Die Rechtsauffassung des Beschwerdeführers, dass er nach Belieben 50 % der gemeinsamen Grundgrenze verbauen könne, erweist sich somit als unzutreffend. Zu ergänzen ist, dass die Wortfolge "von baulichen Anlagen frei bleibt" sich auf alle baulichen Anlagen bezieht, und nicht nur auf die in § 6 Abs. 3 lit. a und b BO genannten (vgl. das hg. Erkenntnis vom 27. März 2007, Zl. 2003/06/0145).

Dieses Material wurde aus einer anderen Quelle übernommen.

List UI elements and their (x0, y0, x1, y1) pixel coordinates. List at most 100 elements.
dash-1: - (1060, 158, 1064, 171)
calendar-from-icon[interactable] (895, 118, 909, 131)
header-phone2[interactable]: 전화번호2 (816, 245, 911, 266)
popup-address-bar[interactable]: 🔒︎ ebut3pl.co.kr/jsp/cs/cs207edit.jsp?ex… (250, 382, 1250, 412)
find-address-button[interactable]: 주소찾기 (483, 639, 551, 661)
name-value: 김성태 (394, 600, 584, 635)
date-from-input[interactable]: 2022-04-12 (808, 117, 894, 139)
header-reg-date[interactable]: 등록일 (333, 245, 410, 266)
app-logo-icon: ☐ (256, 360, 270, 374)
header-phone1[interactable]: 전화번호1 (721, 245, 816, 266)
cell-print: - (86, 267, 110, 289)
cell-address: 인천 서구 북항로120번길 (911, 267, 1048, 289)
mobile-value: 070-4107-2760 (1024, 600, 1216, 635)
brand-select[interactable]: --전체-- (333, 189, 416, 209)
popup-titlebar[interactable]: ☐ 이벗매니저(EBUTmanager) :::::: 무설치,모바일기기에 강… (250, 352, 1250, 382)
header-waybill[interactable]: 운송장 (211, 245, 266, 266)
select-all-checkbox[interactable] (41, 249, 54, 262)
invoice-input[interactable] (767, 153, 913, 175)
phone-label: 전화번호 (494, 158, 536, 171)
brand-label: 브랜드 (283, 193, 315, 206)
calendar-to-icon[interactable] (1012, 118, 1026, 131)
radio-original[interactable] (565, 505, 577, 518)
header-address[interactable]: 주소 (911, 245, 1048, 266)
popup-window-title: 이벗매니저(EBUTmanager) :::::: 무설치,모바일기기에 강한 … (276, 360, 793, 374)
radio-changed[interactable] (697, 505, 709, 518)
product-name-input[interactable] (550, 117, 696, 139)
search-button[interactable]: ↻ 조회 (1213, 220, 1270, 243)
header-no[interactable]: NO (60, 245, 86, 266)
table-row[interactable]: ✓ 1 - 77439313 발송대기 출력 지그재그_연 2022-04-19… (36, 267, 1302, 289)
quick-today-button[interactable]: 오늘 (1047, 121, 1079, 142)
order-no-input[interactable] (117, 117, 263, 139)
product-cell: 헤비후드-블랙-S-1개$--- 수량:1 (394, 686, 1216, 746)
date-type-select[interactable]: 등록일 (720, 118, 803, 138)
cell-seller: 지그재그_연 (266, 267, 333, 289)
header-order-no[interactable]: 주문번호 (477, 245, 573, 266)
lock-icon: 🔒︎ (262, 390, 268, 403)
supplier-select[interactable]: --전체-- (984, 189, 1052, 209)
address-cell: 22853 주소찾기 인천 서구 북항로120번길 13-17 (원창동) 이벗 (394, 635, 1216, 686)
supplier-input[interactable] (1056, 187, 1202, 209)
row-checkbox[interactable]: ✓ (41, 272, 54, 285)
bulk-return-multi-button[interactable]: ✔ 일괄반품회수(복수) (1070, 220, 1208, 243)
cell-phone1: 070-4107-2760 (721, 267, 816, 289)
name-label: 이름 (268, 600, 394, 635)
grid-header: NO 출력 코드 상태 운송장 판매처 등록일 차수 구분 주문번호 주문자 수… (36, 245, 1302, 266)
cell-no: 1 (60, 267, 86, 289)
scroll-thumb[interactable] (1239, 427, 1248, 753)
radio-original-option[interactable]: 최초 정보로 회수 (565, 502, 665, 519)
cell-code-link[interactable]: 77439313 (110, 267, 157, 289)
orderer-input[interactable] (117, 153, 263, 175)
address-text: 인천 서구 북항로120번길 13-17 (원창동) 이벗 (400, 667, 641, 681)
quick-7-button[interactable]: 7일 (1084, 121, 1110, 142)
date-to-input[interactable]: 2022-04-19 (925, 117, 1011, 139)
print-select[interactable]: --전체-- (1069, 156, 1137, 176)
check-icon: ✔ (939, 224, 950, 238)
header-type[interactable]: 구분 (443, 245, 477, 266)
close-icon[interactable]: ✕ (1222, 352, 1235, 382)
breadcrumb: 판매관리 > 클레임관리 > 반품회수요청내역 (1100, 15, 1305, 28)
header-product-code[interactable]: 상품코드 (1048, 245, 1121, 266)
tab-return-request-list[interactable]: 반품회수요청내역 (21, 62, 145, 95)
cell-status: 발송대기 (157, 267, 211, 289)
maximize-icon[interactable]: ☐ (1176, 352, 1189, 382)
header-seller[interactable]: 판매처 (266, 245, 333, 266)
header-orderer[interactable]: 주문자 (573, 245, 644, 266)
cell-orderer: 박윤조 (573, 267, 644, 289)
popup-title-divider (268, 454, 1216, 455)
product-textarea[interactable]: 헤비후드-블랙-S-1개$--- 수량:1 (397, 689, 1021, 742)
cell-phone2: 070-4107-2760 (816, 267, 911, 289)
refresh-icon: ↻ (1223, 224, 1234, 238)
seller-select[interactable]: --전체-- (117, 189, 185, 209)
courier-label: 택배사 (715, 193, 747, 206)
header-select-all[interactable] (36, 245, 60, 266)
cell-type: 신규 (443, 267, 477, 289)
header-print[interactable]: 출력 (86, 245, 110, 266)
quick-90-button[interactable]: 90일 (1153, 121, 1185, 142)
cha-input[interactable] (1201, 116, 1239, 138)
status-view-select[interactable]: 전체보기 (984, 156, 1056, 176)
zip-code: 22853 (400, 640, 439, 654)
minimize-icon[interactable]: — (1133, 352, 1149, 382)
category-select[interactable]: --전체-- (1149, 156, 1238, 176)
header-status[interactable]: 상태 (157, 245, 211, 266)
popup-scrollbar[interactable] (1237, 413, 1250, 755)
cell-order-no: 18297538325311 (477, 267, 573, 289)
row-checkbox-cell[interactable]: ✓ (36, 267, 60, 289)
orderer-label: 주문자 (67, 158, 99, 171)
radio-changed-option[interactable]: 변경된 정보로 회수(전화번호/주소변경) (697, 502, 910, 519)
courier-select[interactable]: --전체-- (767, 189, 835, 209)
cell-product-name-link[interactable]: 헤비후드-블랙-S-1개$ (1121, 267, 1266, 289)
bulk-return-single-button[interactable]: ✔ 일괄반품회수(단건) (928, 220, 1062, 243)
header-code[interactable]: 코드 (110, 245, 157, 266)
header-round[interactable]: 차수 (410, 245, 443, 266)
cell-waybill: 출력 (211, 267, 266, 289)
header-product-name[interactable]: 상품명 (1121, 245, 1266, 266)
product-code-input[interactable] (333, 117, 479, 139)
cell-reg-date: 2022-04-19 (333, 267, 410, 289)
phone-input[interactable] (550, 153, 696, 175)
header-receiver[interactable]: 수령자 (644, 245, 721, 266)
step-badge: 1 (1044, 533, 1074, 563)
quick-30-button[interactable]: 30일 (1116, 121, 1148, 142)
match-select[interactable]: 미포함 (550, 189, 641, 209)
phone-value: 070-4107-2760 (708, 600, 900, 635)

Im Übrigen ist festzuhalten, dass die Gründe, aus denen der Nachbar seine Zustimmung zur Verbauung verweigert, baurechtlich irrelevant sind (vgl. z.B. die hg. Erkenntnisse vom 20. März 1990, Zl. 89/05/0160, und vom 11. Oktober 1994, Zl. 94/05/0229, zu Zustimmungen des Grundeigentümers). Auch dann, wenn die Verweigerung einer Zustimmung "schikanös" erfolgen sollte, kommt eine Baubewilligung, für die eine solche Zustimmung erforderlich ist, nicht in Frage (vgl. das hg. Erkenntnis vom 19. Dezember 1995, Zl. 95/05/0302).

Die Beschwerde erweist sich daher insgesamt als unbegründet und war gemäß § 42 Abs. 1 VwGG abzuweisen.

Der Ausspruch über den Kostenersatz beruht auf den §§ 47 ff VwGG iVm der Verordnung BGBl. II Nr. 455/2008.